Por ventura, aprendimos una gran lección: que la familia es lo más importante.
Han
pasado tantos años de esta historia... A veces pierdo la memoria; el tiempo
pasa irremediablemente. Frente a la enorme chimenea del restaurante, en este
frío mes de enero, el calor de la lumbre no alivia el frío que siento en mis
huesos y me lleva a rememorar aquellos inviernos de mi infancia. Ahora mis
dolores son cada vez más insoportables. Postrado en mi silla de ruedas, siento
que se me escapa la vida. He creído ver a don José, a la abuela, a mis
padres... Mi tía también está con ellos…
El
libro que sostenía en mis manos ha caído al suelo. Oigo la voz de mi hijo
llamándome, pero no puedo responderle. En mi cara intento dibujar una sonrisa,
para que, cuando cierren mis ojos, a mi hijo no le produzca una enorme pena
haberle dejado de esta manera tan silenciosa.
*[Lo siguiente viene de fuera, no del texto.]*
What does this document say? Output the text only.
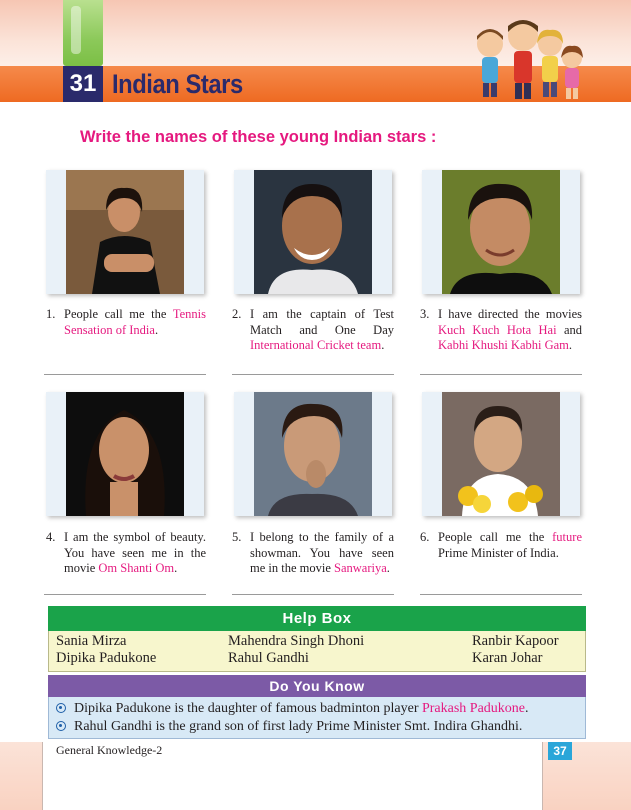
31 Indian Stars
Write the names of these young Indian stars :
1. People call me the Tennis Sensation of India.
2. I am the captain of Test Match and One Day International Cricket team.
3. I have directed the movies Kuch Kuch Hota Hai and Kabhi Khushi Kabhi Gam.
4. I am the symbol of beauty. You have seen me in the movie Om Shanti Om.
5. I belong to the family of a showman. You have seen me in the movie Sanwariya.
6. People call me the future Prime Minister of India.
Help Box
Sania Mirza	Mahendra Singh Dhoni	Ranbir Kapoor
Dipika Padukone	Rahul Gandhi	Karan Johar
Do You Know
Dipika Padukone is the daughter of famous badminton player Prakash Padukone.
Rahul Gandhi is the grand son of first lady Prime Minister Smt. Indira Ghandhi.
General Knowledge-2	37
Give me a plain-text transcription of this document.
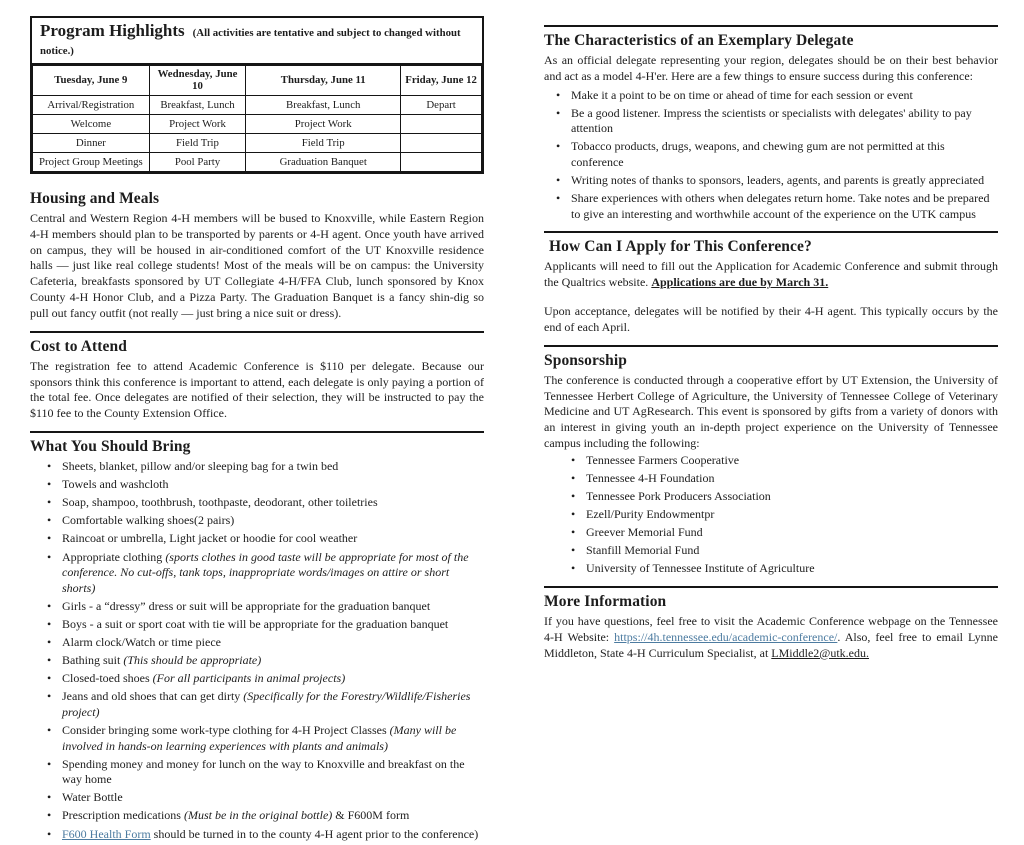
Program Highlights (All activities are tentative and subject to changed without notice.)
Tuesday, June 9	Wednesday, June 10	Thursday, June 11	Friday, June 12
Arrival/Registration	Breakfast, Lunch	Breakfast, Lunch	Depart
Welcome	Project Work	Project Work	
Dinner	Field Trip	Field Trip	
Project Group Meetings	Pool Party	Graduation Banquet	
Housing and Meals

Central and Western Region 4-H members will be bused to Knoxville, while Eastern Region 4-H members should plan to be transported by parents or 4-H agent. Once youth have arrived on campus, they will be housed in air-conditioned comfort of the UT Knoxville residence halls — just like real college students! Most of the meals will be on campus: the University Cafeteria, breakfasts sponsored by UT Collegiate 4-H/FFA Club, lunch sponsored by Knox County 4-H Honor Club, and a Pizza Party. The Graduation Banquet is a fancy shin-dig so pull out fancy outfit (not really — just bring a nice suit or dress).

Cost to Attend

The registration fee to attend Academic Conference is $110 per delegate. Because our sponsors think this conference is important to attend, each delegate is only paying a portion of the total fee. Once delegates are notified of their selection, they will be instructed to pay the $110 fee to the County Extension Office.

What You Should Bring
• Sheets, blanket, pillow and/or sleeping bag for a twin bed
• Towels and washcloth
• Soap, shampoo, toothbrush, toothpaste, deodorant, other toiletries
• Comfortable walking shoes(2 pairs)
• Raincoat or umbrella, Light jacket or hoodie for cool weather
• Appropriate clothing (sports clothes in good taste will be appropriate for most of the conference. No cut-offs, tank tops, inappropriate words/images on attire or short shorts)
• Girls - a “dressy” dress or suit will be appropriate for the graduation banquet
• Boys - a suit or sport coat with tie will be appropriate for the graduation banquet
• Alarm clock/Watch or time piece
• Bathing suit (This should be appropriate)
• Closed-toed shoes (For all participants in animal projects)
• Jeans and old shoes that can get dirty (Specifically for the Forestry/Wildlife/Fisheries project)
• Consider bringing some work-type clothing for 4-H Project Classes (Many will be involved in hands-on learning experiences with plants and animals)
• Spending money and money for lunch on the way to Knoxville and breakfast on the way home
• Water Bottle
• Prescription medications (Must be in the original bottle) & F600M form
• F600 Health Form should be turned in to the county 4-H agent prior to the conference)
The Characteristics of an Exemplary Delegate

As an official delegate representing your region, delegates should be on their best behavior and act as a model 4-H'er. Here are a few things to ensure success during this conference:

• Make it a point to be on time or ahead of time for each session or event
• Be a good listener. Impress the scientists or specialists with delegates' ability to pay attention
• Tobacco products, drugs, weapons, and chewing gum are not permitted at this conference
• Writing notes of thanks to sponsors, leaders, agents, and parents is greatly appreciated
• Share experiences with others when delegates return home. Take notes and be prepared to give an interesting and worthwhile account of the experience on the UTK campus
How Can I Apply for This Conference?

Applicants will need to fill out the Application for Academic Conference and submit through the Qualtrics website. Applications are due by March 31.

Upon acceptance, delegates will be notified by their 4-H agent. This typically occurs by the end of each April.

Sponsorship

The conference is conducted through a cooperative effort by UT Extension, the University of Tennessee Herbert College of Agriculture, the University of Tennessee College of Veterinary Medicine and UT AgResearch. This event is sponsored by gifts from a variety of donors with an interest in giving youth an in-depth project experience on the University of Tennessee campus including the following:

• Tennessee Farmers Cooperative
• Tennessee 4-H Foundation
• Tennessee Pork Producers Association
• Ezell/Purity Endowmentpr
• Greever Memorial Fund
• Stanfill Memorial Fund
• University of Tennessee Institute of Agriculture
More Information

If you have questions, feel free to visit the Academic Conference webpage on the Tennessee 4-H Website: https://4h.tennessee.edu/academic-conference/. Also, feel free to email Lynne Middleton, State 4-H Curriculum Specialist, at LMiddle2@utk.edu.
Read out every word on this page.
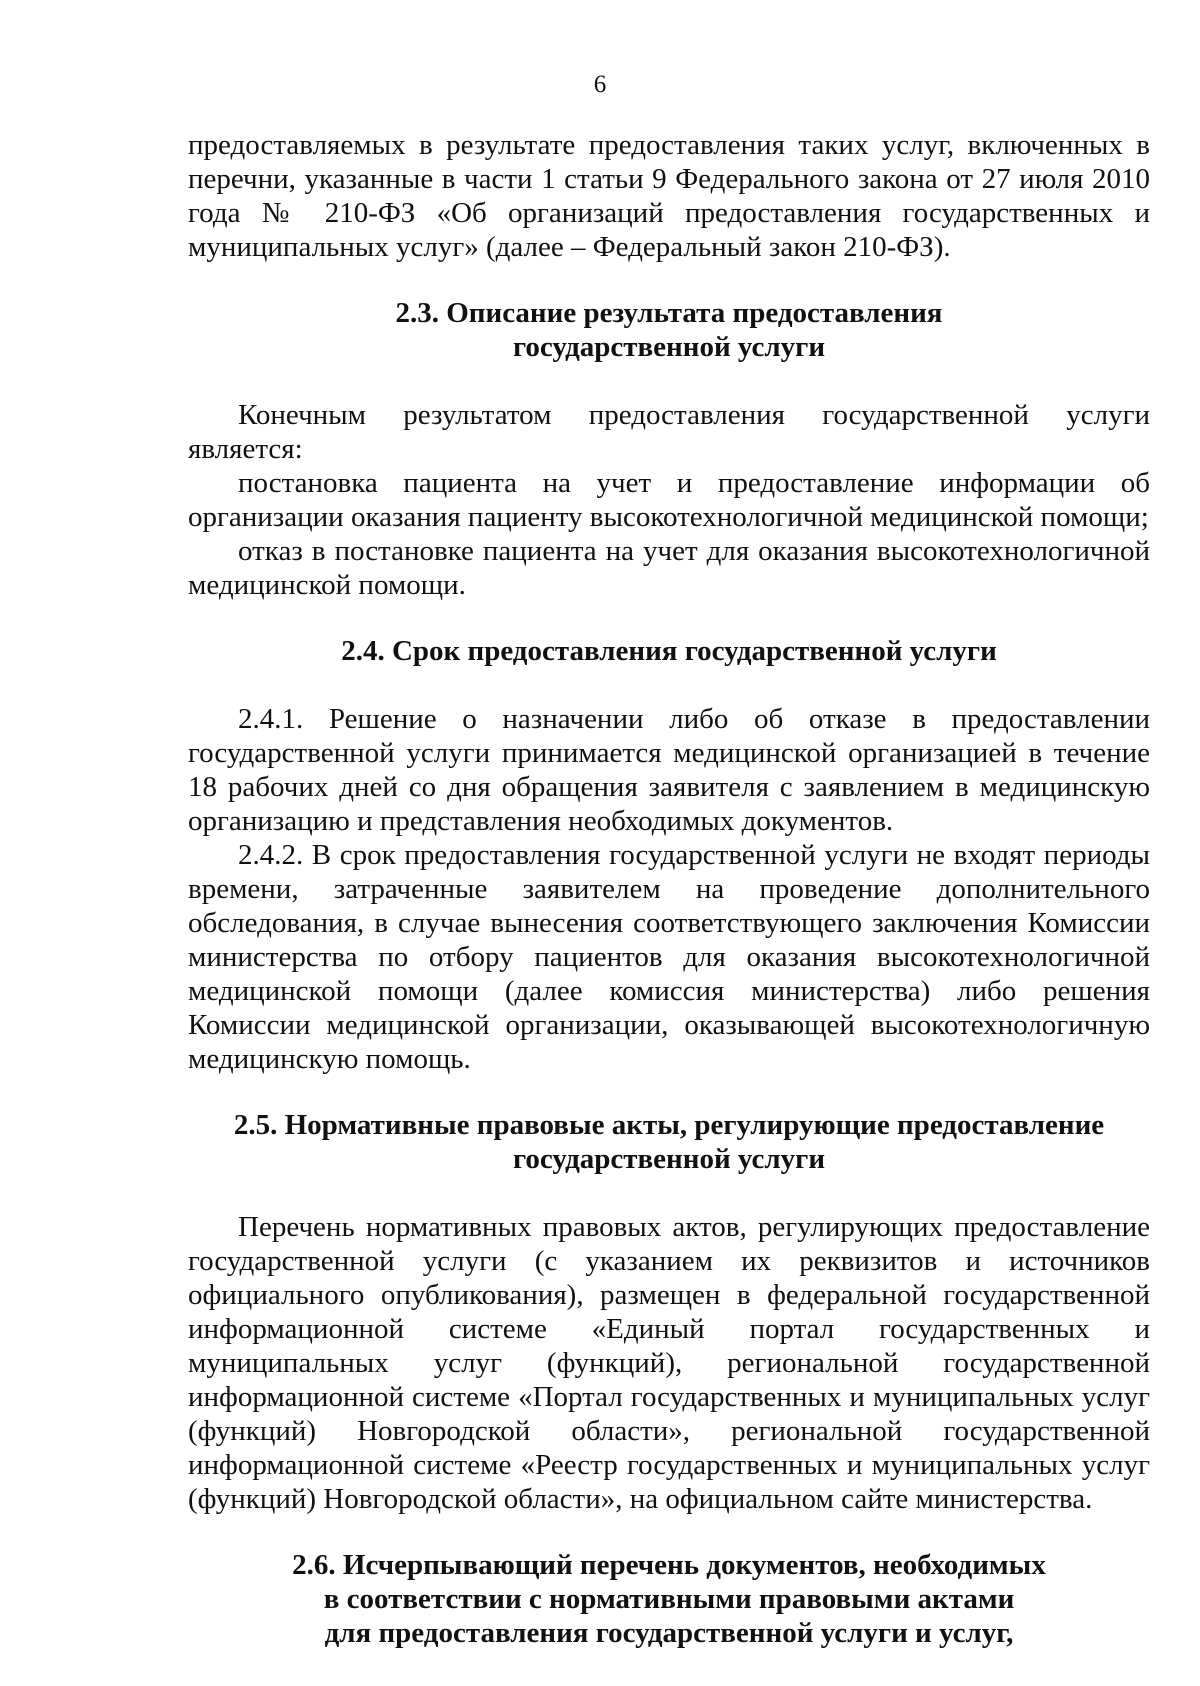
6

предоставляемых в результате предоставления таких услуг, включенных в перечни, указанные в части 1 статьи 9 Федерального закона от 27 июля 2010 года № 210-ФЗ «Об организаций предоставления государственных и муниципальных услуг» (далее – Федеральный закон 210-ФЗ).

2.3. Описание результата предоставления
государственной услуги

Конечным результатом предоставления государственной услуги является:

постановка пациента на учет и предоставление информации об организации оказания пациенту высокотехнологичной медицинской помощи;

отказ в постановке пациента на учет для оказания высокотехнологичной медицинской помощи.

2.4. Срок предоставления государственной услуги

2.4.1. Решение о назначении либо об отказе в предоставлении государственной услуги принимается медицинской организацией в течение 18 рабочих дней со дня обращения заявителя с заявлением в медицинскую организацию и представления необходимых документов.

2.4.2. В срок предоставления государственной услуги не входят периоды времени, затраченные заявителем на проведение дополнительного обследования, в случае вынесения соответствующего заключения Комиссии министерства по отбору пациентов для оказания высокотехнологичной медицинской помощи (далее комиссия министерства) либо решения Комиссии медицинской организации, оказывающей высокотехнологичную медицинскую помощь.

2.5. Нормативные правовые акты, регулирующие предоставление
государственной услуги

Перечень нормативных правовых актов, регулирующих предоставление государственной услуги (с указанием их реквизитов и источников официального опубликования), размещен в федеральной государственной информационной системе «Единый портал государственных и муниципальных услуг (функций), региональной государственной информационной системе «Портал государственных и муниципальных услуг (функций) Новгородской области», региональной государственной информационной системе «Реестр государственных и муниципальных услуг (функций) Новгородской области», на официальном сайте министерства.

2.6. Исчерпывающий перечень документов, необходимых
в соответствии с нормативными правовыми актами
для предоставления государственной услуги и услуг,
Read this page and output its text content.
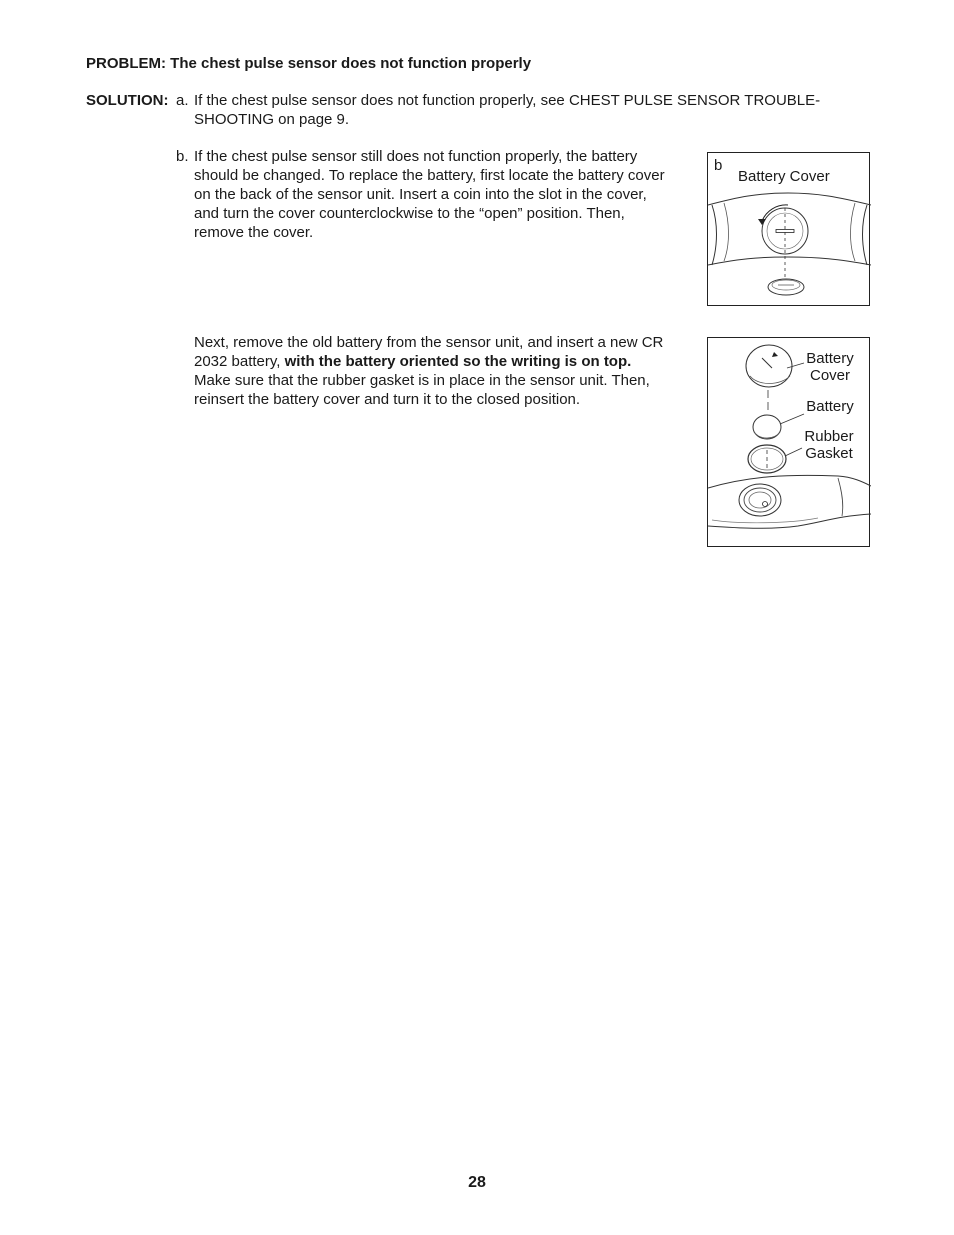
PROBLEM: The chest pulse sensor does not function properly
SOLUTION: a. If the chest pulse sensor does not function properly, see CHEST PULSE SENSOR TROUBLE-SHOOTING on page 9.
b. If the chest pulse sensor still does not function properly, the battery should be changed. To replace the battery, first locate the battery cover on the back of the sensor unit. Insert a coin into the slot in the cover, and turn the cover counterclockwise to the “open” position. Then, remove the cover.
Next, remove the old battery from the sensor unit, and insert a new CR 2032 battery, with the battery oriented so the writing is on top. Make sure that the rubber gasket is in place in the sensor unit. Then, reinsert the battery cover and turn it to the closed position.
b
Battery Cover
Battery
Cover
Battery
Rubber
Gasket
28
Sé que la familia es lo más
importante y estoy seguro de que, con su ayuda, sobrellevará mejor esta
aflicción que ahora le embarga.
Camino
hacia el interior de una fortísima luz blanca, que, contra todo pronóstico, no
daña mis ojos. Tengo ante mí a mis padres y a mi tía. Éstos han reconfortado mi
alma, eliminando de un plumazo el sentimiento de culpa que tenía a causa del
accidente que provocó su pérdida. El fortísimo abrazo que me han dado ha sido
como un bálsamo que ha curado mi pena. Don José me ha dado la mano, como cuando
era un crío. Todos juntos caminamos hacia el interior de esa luz. Más no puedo
evitar mirar hacia atrás: consigo ver la imagen de mi hijo abrazado a sus
primos, reconfortándole y animándole. Sonrío.
Sé que la familia es lo más importante en este duro trance para salir adelante.